Plaintiff, Fein, sought a preliminary and permanent injunction barring defendant, a National Park Service (NPS) Superintendent, from interfering with a residential construction. The court found that the plaintiff had not exhausted administrative remedies and that there was no final decision to review. Accordingly, the court held it lacked subject matter jurisdiction, and dismissed the action.
Plaintiff was assigned a property right in 1991 stemming from a 1975 deed conveying the property in question to the United States as part of approximately 94 acres to be included in the Virgin Islands National Park. The deed conveyed the land subject to a right of use and occupancy reserved by the grantors for a period of 60 years, which was assigned to plaintiff. This right included the right to construct a single family dwelling so long as it did not interfere with the historic ruins within the area, and also required the grantor to cooperate with NPS.
In 1994, Fein applied through the Department of Planning and Natural Resources (DPNR) for a minor Coastal Zone Management permit to build a residence. NPS never received formal notice, but found out and put DPNR on notice of its interest in project, warned of the project's possible impact on historic ruins on the land, and protested that the architectural plans did not conform to the restrictions on the mentioned deed. Although no evidence was presented that DPNR ever directly responded to NPS, Fein was required to adjust the plans to meet certain standards. The plans were revised and approved by DPNR and the permit was issued. An adjoining landowner who had not received proper notice successfully appealed to the Virgin Islands Board of Land Use Appeals, the initial permit was voided, and the permitting process started anew.
This time, NPS received an official notice from DPNR of Fein's renewed application. NPS responded with a letter advising it of the potential impact on historic properties and the need to comply with the National Historic Preservation Act (NHPA) and the Section 106 process. DPNR did not respond to the letter, and issued the permit before NPS could complete the Section 106 compliance procedures. The commissioner of DPNR then informed NPS that the permit was granted because Section 106 did not apply since the construction of the dwelling was not a Federal undertaking.
When Fein's contractor began site preparation, NPS officers entered the construction site and ordered the contractors to cease all site preparations or risk going to jail. Plaintiff brought this lawsuit seeking equitable relief, including a temporary restraining order (TRO). The TRO was granted on condition that no historic ruins would be disturbed. At the hearing for the permanent and preliminary injunction, it was revealed that the contractor had disturbed some of the ruins by moving a historic stone wall.

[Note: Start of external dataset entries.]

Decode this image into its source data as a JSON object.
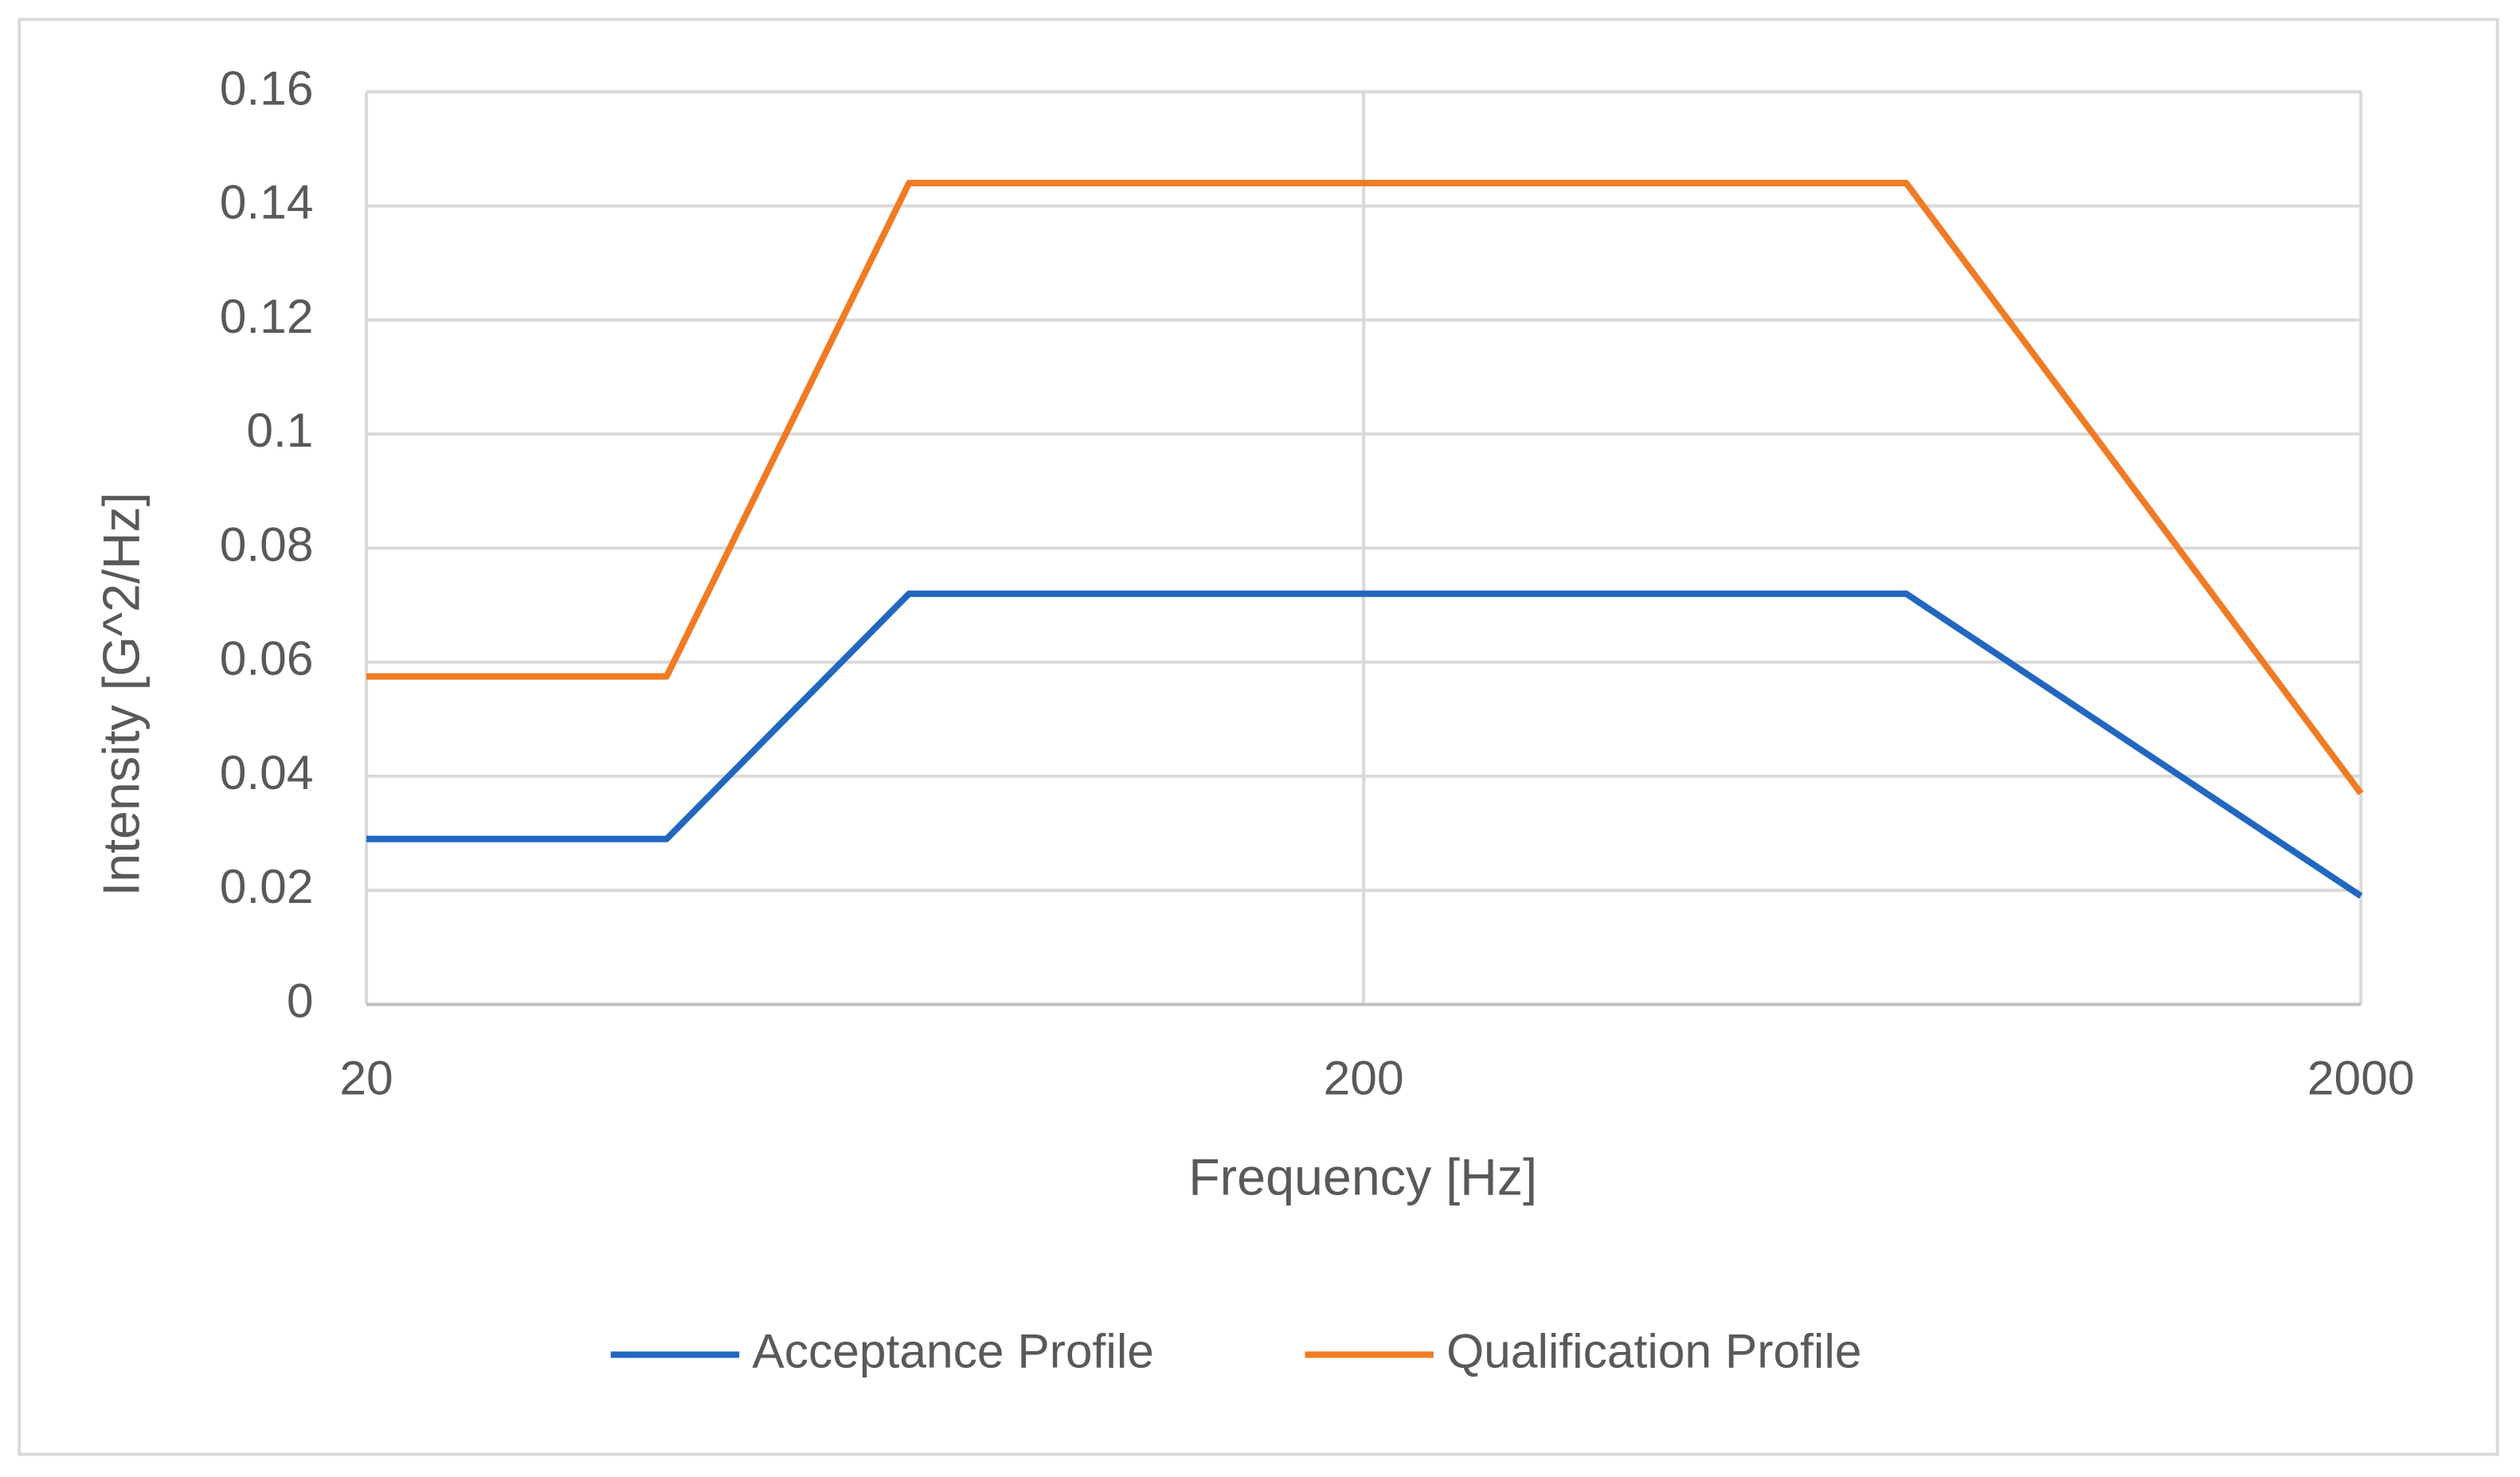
{
  "chart_data": {
    "type": "line",
    "x_label": "Frequency [Hz]",
    "y_label": "Intensity [G^2/Hz]",
    "x": [
      20,
      40,
      70,
      700,
      2000
    ],
    "series": [
      {
        "name": "Acceptance Profile",
        "color": "#2167c0",
        "values": [
          0.029,
          0.029,
          0.072,
          0.072,
          0.019
        ]
      },
      {
        "name": "Qualification Profile",
        "color": "#f07b24",
        "values": [
          0.0575,
          0.0575,
          0.144,
          0.144,
          0.037
        ]
      }
    ],
    "xlim": [
      20,
      2000
    ],
    "xticks": [
      20,
      200,
      2000
    ],
    "xlog": true,
    "ylim": [
      0,
      0.16
    ],
    "yticks": [
      0,
      0.02,
      0.04,
      0.06,
      0.08,
      0.1,
      0.12,
      0.14,
      0.16
    ],
    "grid": true,
    "legend": "bottom"
  }
}
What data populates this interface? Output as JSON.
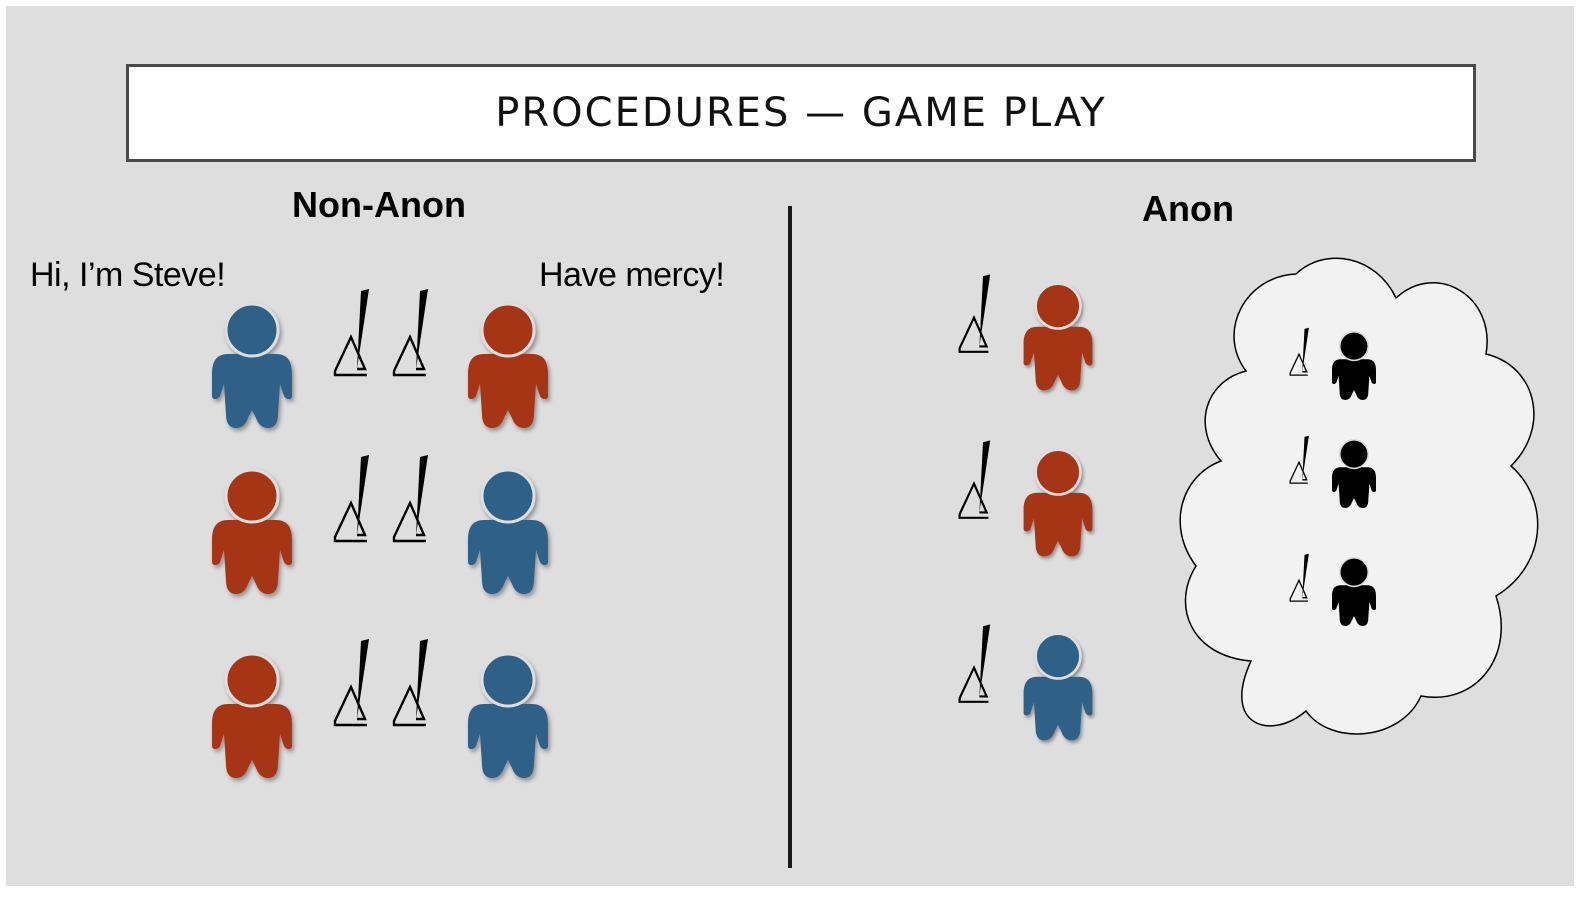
{
  "slide": {
    "title": "PROCEDURES — GAME PLAY"
  },
  "non_anon": {
    "heading": "Non-Anon",
    "speech_left": "Hi, I’m Steve!",
    "speech_right": "Have mercy!",
    "pairs": [
      {
        "left_player": "blue",
        "right_player": "red"
      },
      {
        "left_player": "red",
        "right_player": "blue"
      },
      {
        "left_player": "red",
        "right_player": "blue"
      }
    ]
  },
  "anon": {
    "heading": "Anon",
    "players": [
      "red",
      "red",
      "blue"
    ],
    "cloud_players": [
      "black",
      "black",
      "black"
    ]
  },
  "colors": {
    "background": "#dedede",
    "red": "#a63619",
    "blue": "#2f6188",
    "black": "#000000",
    "cloud_fill": "#f2f2f2",
    "divider": "#1a1a1a"
  },
  "icons": {
    "player": "person-icon",
    "monitor": "monitor-icon",
    "cloud": "cloud-shape"
  }
}
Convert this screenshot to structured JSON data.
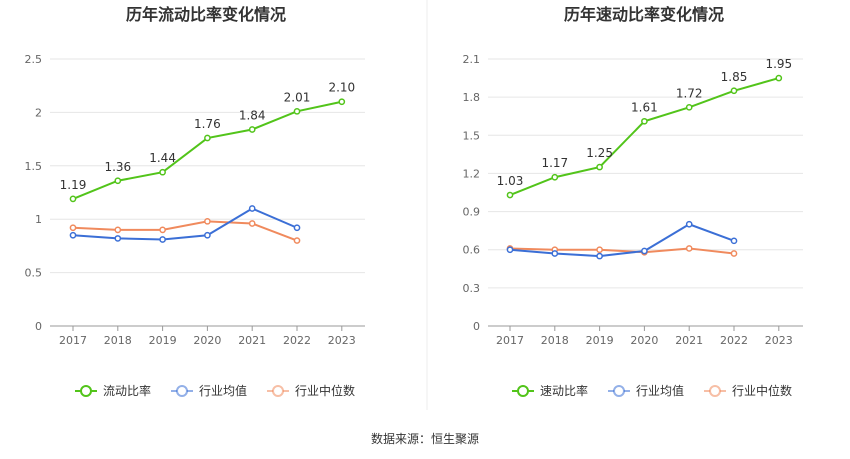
{
  "source_text": "数据来源：恒生聚源",
  "colors": {
    "main": "#52c41a",
    "avg": "#3b6fd6",
    "median": "#f08a5d"
  },
  "chart_data": [
    {
      "type": "line",
      "title": "历年流动比率变化情况",
      "categories": [
        "2017",
        "2018",
        "2019",
        "2020",
        "2021",
        "2022",
        "2023"
      ],
      "ylim": [
        0,
        2.5
      ],
      "yticks": [
        "0",
        "0.5",
        "1",
        "1.5",
        "2",
        "2.5"
      ],
      "ytick_values": [
        0,
        0.5,
        1,
        1.5,
        2,
        2.5
      ],
      "legend_position": "bottom",
      "series": [
        {
          "name": "流动比率",
          "color": "#52c41a",
          "values": [
            1.19,
            1.36,
            1.44,
            1.76,
            1.84,
            2.01,
            2.1
          ],
          "labels": [
            "1.19",
            "1.36",
            "1.44",
            "1.76",
            "1.84",
            "2.01",
            "2.10"
          ]
        },
        {
          "name": "行业均值",
          "color": "#3b6fd6",
          "values": [
            0.85,
            0.82,
            0.81,
            0.85,
            1.1,
            0.92,
            null
          ]
        },
        {
          "name": "行业中位数",
          "color": "#f08a5d",
          "values": [
            0.92,
            0.9,
            0.9,
            0.98,
            0.96,
            0.8,
            null
          ]
        }
      ]
    },
    {
      "type": "line",
      "title": "历年速动比率变化情况",
      "categories": [
        "2017",
        "2018",
        "2019",
        "2020",
        "2021",
        "2022",
        "2023"
      ],
      "ylim": [
        0,
        2.1
      ],
      "yticks": [
        "0",
        "0.3",
        "0.6",
        "0.9",
        "1.2",
        "1.5",
        "1.8",
        "2.1"
      ],
      "ytick_values": [
        0,
        0.3,
        0.6,
        0.9,
        1.2,
        1.5,
        1.8,
        2.1
      ],
      "legend_position": "bottom",
      "series": [
        {
          "name": "速动比率",
          "color": "#52c41a",
          "values": [
            1.03,
            1.17,
            1.25,
            1.61,
            1.72,
            1.85,
            1.95
          ],
          "labels": [
            "1.03",
            "1.17",
            "1.25",
            "1.61",
            "1.72",
            "1.85",
            "1.95"
          ]
        },
        {
          "name": "行业均值",
          "color": "#3b6fd6",
          "values": [
            0.6,
            0.57,
            0.55,
            0.59,
            0.8,
            0.67,
            null
          ]
        },
        {
          "name": "行业中位数",
          "color": "#f08a5d",
          "values": [
            0.61,
            0.6,
            0.6,
            0.58,
            0.61,
            0.57,
            null
          ]
        }
      ]
    }
  ]
}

The court ruled from the bench that a permanent and preliminary injunction
would not be granted and the matter would be dismissed for lack of subject matter
jurisdiction. The issue of jurisdiction turned on whether Section 106 of the
NHPA and the Archeological Resources Protection Act were applicable. The court
found that they were applicable. The court concluded that Section 106 applied
for two reasons. First, the court reasoned that, pursuant to Section 110(a)
of the NHPA, NPS is required to manage and maintain property it owns to preserve
historic, archeological, architectural, and cultural values in compliance with
Section 106. Also, the court found that NPS is required by Section 106 itself
to take into account the effects that plaintiff's project will have on the construction
site, which is located on a property listed on the National Register.
In reaching these conclusions, the court found that this was an "undertaking" for purposes of Section 106. It construed the statutory definition of "undertaking" to include any project or activity under the direct or indirect jurisdiction of NPS that requires its prior approval, regardless of whether the project or activity is funded in whole or in part by the NPS.
Once the court found that Federal law required NPS to conduct a Section 106 review of the project, it considered whether such review had been completed. At the time the matter was before the judge, a dispute in the Section 106 process (regarding an adverse effect finding) had yet to be resolved by the Advisory Council. Accordingly, the Section 106 review was still in progress. The court therefore concluded that the plaintiff had not exhausted all administrative remedies before seeking relief from the court, and that the court did not have before it a final decision to review.
In addition, the court ruled that even if it had proper jurisdiction, plaintiff would not have been entitled to equitable relief because he had not come to the court with clean hands. By violating the restrictions on the temporary restraining order that this court issued, the plaintiff was seeking equitable relief with unclean hands, violating a long-established rule of equity.